Health and legal interpreter and translator and academic

Hendrika Martine Crezee , known as Ineke Crezee, is a New Zealand linguist. She is a professor at the Auckland University of Technology, specialising in healthcare interpreting and in the education of interpreters and translators.

== Academic career ==
Crezee has a Bachelor of Arts degree in English language and literature and a Master of Arts degree in English from the Free University of Amsterdam, and both a 4-year Diploma in Translation Studies and a Master of Arts degree in Translation Studies from the University of Amsterdam. She completed a PhD at the Auckland University of Technology (AUT) in 2008, with her thesis titled I understand it well, but I cannot say it proper back: language use among older Dutch migrants in New Zealand. Crezee joined the faculty at AUT in February 1999, and in October 2020 became New Zealand's first professor of translation and interpreting. Crezee teaches courses in interpreting in community, healthcare, and legal settings, as well as health translation.

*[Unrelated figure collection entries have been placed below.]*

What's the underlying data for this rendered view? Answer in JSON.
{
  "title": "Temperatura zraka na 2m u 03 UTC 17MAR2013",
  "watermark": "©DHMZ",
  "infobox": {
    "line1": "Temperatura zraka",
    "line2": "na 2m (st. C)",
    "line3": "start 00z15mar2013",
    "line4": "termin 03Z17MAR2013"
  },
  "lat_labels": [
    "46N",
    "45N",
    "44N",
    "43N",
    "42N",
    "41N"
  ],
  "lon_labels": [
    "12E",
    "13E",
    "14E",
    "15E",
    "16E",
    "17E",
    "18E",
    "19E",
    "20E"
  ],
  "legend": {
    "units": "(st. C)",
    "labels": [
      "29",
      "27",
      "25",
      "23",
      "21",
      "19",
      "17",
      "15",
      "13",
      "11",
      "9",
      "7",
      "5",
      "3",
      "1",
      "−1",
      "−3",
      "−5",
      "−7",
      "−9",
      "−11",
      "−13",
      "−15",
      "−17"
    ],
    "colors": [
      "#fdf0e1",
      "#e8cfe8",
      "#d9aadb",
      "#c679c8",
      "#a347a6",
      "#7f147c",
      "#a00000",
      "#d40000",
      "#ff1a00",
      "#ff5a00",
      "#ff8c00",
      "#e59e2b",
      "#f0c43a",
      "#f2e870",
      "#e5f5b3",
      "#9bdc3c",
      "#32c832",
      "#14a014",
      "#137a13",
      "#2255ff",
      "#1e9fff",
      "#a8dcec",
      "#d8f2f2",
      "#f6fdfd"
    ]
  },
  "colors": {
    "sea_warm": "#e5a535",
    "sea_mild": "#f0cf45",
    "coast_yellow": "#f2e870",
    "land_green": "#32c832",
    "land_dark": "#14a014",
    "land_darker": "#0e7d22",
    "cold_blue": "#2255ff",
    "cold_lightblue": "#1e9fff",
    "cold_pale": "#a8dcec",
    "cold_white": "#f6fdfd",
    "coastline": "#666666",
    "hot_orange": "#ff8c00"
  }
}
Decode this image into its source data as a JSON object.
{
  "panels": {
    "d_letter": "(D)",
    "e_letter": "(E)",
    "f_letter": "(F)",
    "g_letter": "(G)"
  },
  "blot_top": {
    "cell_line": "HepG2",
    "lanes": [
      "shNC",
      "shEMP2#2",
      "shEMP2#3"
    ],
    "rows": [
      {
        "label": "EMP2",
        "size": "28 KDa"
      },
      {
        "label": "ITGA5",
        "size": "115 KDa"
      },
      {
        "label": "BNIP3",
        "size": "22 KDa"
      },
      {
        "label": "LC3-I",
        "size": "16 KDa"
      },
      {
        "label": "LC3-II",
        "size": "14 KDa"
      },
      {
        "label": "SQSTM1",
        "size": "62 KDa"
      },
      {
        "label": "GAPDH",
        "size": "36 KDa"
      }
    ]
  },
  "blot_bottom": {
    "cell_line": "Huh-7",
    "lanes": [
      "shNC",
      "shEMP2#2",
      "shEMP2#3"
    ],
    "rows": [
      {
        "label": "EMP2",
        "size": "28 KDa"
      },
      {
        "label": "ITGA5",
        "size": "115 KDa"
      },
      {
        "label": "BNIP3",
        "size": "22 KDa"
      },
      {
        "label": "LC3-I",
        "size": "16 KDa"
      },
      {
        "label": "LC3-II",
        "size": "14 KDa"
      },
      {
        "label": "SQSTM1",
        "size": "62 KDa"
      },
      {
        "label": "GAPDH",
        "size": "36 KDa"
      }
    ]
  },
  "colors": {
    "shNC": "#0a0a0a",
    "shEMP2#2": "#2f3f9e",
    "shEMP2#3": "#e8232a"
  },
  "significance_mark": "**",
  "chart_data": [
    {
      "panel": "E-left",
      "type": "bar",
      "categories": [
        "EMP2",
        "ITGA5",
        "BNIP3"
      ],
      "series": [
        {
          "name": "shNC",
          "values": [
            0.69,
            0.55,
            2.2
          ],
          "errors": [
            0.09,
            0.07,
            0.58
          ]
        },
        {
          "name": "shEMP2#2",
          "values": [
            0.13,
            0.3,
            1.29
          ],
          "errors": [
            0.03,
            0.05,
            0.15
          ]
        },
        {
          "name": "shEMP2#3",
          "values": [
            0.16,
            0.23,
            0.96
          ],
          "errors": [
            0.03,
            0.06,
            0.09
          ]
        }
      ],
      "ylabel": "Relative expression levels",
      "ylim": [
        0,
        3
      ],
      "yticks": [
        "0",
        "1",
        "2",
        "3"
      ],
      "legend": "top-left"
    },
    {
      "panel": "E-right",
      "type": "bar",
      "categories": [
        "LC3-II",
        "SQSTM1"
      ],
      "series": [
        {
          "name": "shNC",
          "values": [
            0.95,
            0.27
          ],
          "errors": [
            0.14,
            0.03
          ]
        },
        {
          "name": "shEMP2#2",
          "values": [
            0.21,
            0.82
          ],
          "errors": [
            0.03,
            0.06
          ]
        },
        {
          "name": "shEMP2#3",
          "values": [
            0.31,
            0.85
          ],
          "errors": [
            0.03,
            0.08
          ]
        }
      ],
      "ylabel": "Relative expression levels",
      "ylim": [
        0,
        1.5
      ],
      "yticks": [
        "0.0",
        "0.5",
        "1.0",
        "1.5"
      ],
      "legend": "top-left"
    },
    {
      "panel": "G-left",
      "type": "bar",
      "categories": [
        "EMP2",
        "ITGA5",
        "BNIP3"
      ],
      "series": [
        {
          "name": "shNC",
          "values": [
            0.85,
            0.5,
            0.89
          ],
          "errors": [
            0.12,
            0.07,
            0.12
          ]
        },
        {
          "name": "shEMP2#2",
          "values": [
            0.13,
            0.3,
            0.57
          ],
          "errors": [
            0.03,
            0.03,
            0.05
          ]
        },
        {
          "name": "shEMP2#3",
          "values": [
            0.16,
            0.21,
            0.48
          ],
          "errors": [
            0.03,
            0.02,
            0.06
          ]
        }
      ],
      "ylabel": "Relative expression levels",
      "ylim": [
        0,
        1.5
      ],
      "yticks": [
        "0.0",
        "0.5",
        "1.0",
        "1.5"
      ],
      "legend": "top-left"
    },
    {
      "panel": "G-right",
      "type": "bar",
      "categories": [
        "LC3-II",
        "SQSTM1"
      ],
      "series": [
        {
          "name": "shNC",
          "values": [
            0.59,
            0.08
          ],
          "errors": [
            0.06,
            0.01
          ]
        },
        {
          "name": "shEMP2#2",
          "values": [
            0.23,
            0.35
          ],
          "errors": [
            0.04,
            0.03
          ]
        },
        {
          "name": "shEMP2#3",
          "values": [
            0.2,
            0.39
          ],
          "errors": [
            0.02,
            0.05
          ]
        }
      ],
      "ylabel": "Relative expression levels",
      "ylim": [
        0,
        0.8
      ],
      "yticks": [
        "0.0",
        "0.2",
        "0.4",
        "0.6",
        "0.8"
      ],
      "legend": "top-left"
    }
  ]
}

In 2013, Crezee won a Fulbright New Zealand Scholar Award (Public Health) and conducted research on the difference between medical interpreters and bilingual navigators at Seattle Children's Hospital. In 2016, she ran a course for bilingual patient navigators at Middlemore Hospital in South Auckland. Crezee's 2013 book Introduction to healthcare for interpreters and translators (published with John Benjamins) has appeared in special versions for interpreters and translators working with Spanish (2015), Chinese (2016), Arabic (2016) and Korean (2016). Japanese (2017), Russian (2021) and Turkish (2022).

Crezee has served as both Auckland president and national secretary of the New Zealand Society of Translators and Interpreters.

== Honours and awards ==
In the 2020 New Year Honours, Crezee was appointed an Officer of the New Zealand Order of Merit, for services to interpreter and translator education.